The category of bacteria classified as extremophiles is extremely broad, as it describes all prokaryotes that live in habitats that are unhospitable for humans and most eukaryotic life19. Since they live in extreme environments and are often consequently exposed to constant environmental stressors, many extremophiles have developed unique immune systems or have significant differences in the immune systems they share with other bacteria. For example, genome sequencing of the thermophilic Thermosipho genus revealed a high abundance of CRISPR/Cas systems but sparse number of functional RM systems in the bacteria20. This is likely explained by the need for a specific defense mechanism like CRISPR, over a general system needed when a bacterium constantly faces infections as a result of the extreme hydrothermal environment the Thermsipho genusbacteria are found in.

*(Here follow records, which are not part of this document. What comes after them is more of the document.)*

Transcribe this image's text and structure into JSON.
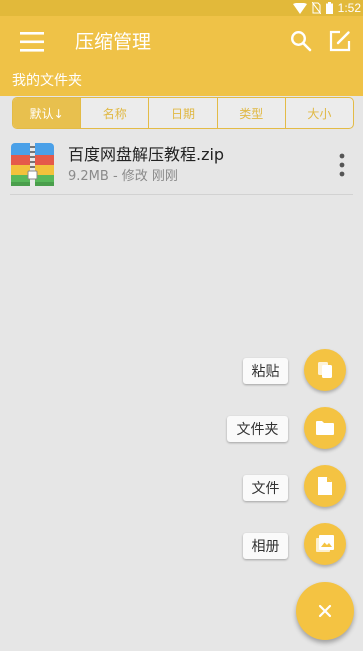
{
  "status_bar": {
    "time": "1:52"
  },
  "app_bar": {
    "title": "压缩管理",
    "menu_icon": "hamburger-menu-icon",
    "search_icon": "search-icon",
    "edit_icon": "edit-icon"
  },
  "path": {
    "label": "我的文件夹"
  },
  "sort_tabs": [
    {
      "label": "默认↓",
      "active": true
    },
    {
      "label": "名称",
      "active": false
    },
    {
      "label": "日期",
      "active": false
    },
    {
      "label": "类型",
      "active": false
    },
    {
      "label": "大小",
      "active": false
    }
  ],
  "files": [
    {
      "name": "百度网盘解压教程.zip",
      "meta": "9.2MB - 修改 刚刚",
      "icon": "zip-archive-icon"
    }
  ],
  "fab_menu": {
    "items": [
      {
        "label": "粘贴",
        "icon": "paste-icon"
      },
      {
        "label": "文件夹",
        "icon": "folder-icon"
      },
      {
        "label": "文件",
        "icon": "file-icon"
      },
      {
        "label": "相册",
        "icon": "photo-album-icon"
      }
    ],
    "close_icon": "close-icon"
  },
  "colors": {
    "primary": "#efc247",
    "status_bar": "#e2b93a",
    "fab": "#f4c342",
    "background": "#e6e6e6"
  }
}
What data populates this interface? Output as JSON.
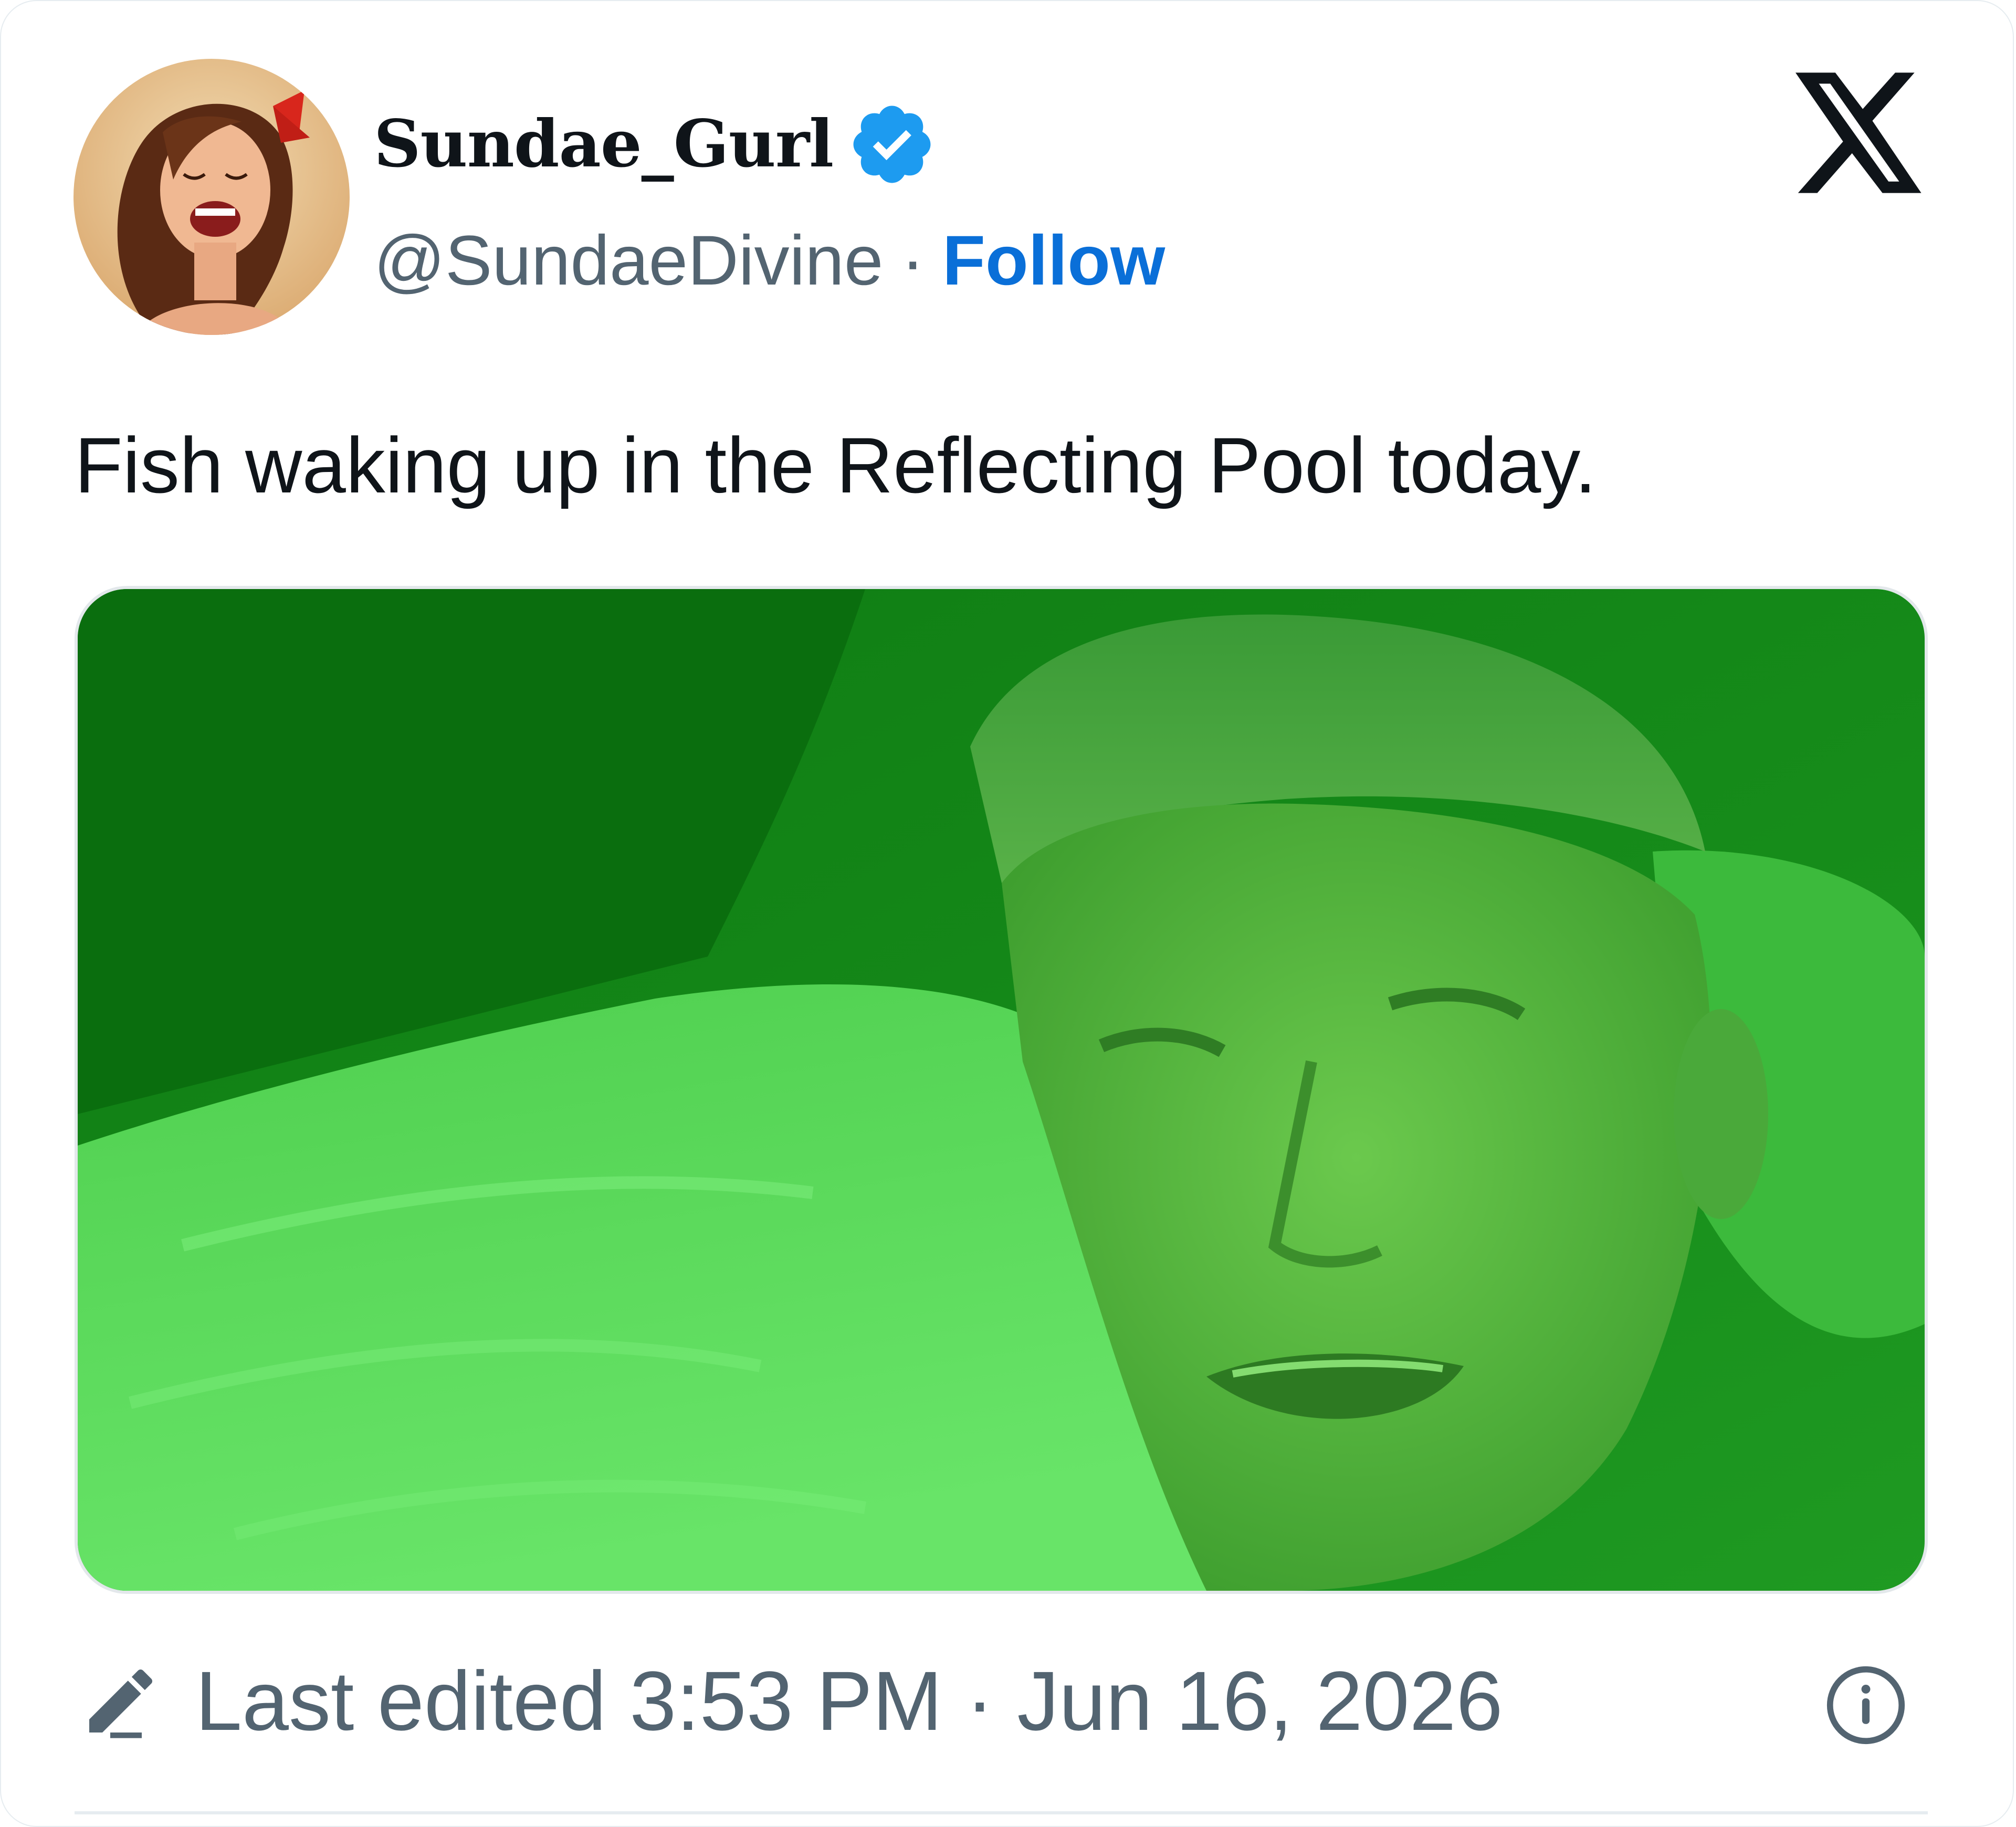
{
  "author": {
    "display_name": "Sundae_Gurl",
    "handle": "@SundaeDivine",
    "separator": "·",
    "follow_label": "Follow",
    "verified": true
  },
  "tweet": {
    "text": "Fish waking up in the Reflecting Pool today.",
    "media_description": "green-tinted image of a man lying on a pillow"
  },
  "footer": {
    "edited_text": "Last edited 3:53 PM · Jun 16, 2026"
  },
  "icons": {
    "platform": "x-logo-icon",
    "verified": "verified-badge-icon",
    "edit": "pencil-icon",
    "info": "info-icon"
  },
  "colors": {
    "follow": "#0a6fd8",
    "verified_badge": "#1d9bf0",
    "secondary_text": "#536471"
  }
}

Escherichia coli (laboratory bacterial strains)
Escherichia coli is a common bacteria found in the intestines of humans and animals that has been extensively studied due to its genetic simplicity, rapid growth, and genetic malleability21. Some of the immune systems that have been studied in E. coli and were detailed above include two independent and unique CRISPR/CAS systems22, a TA system encoding the toxin MazF neutralized by the MazE antitoxin23, a Rex Abi system10, and multiple restriction modification module systems24’25, among numerous others. This high diversity of immune systems in Escherichia coli can most likely be explained by its generally stable and neutral environment, as well as the prevalence of the bacteria.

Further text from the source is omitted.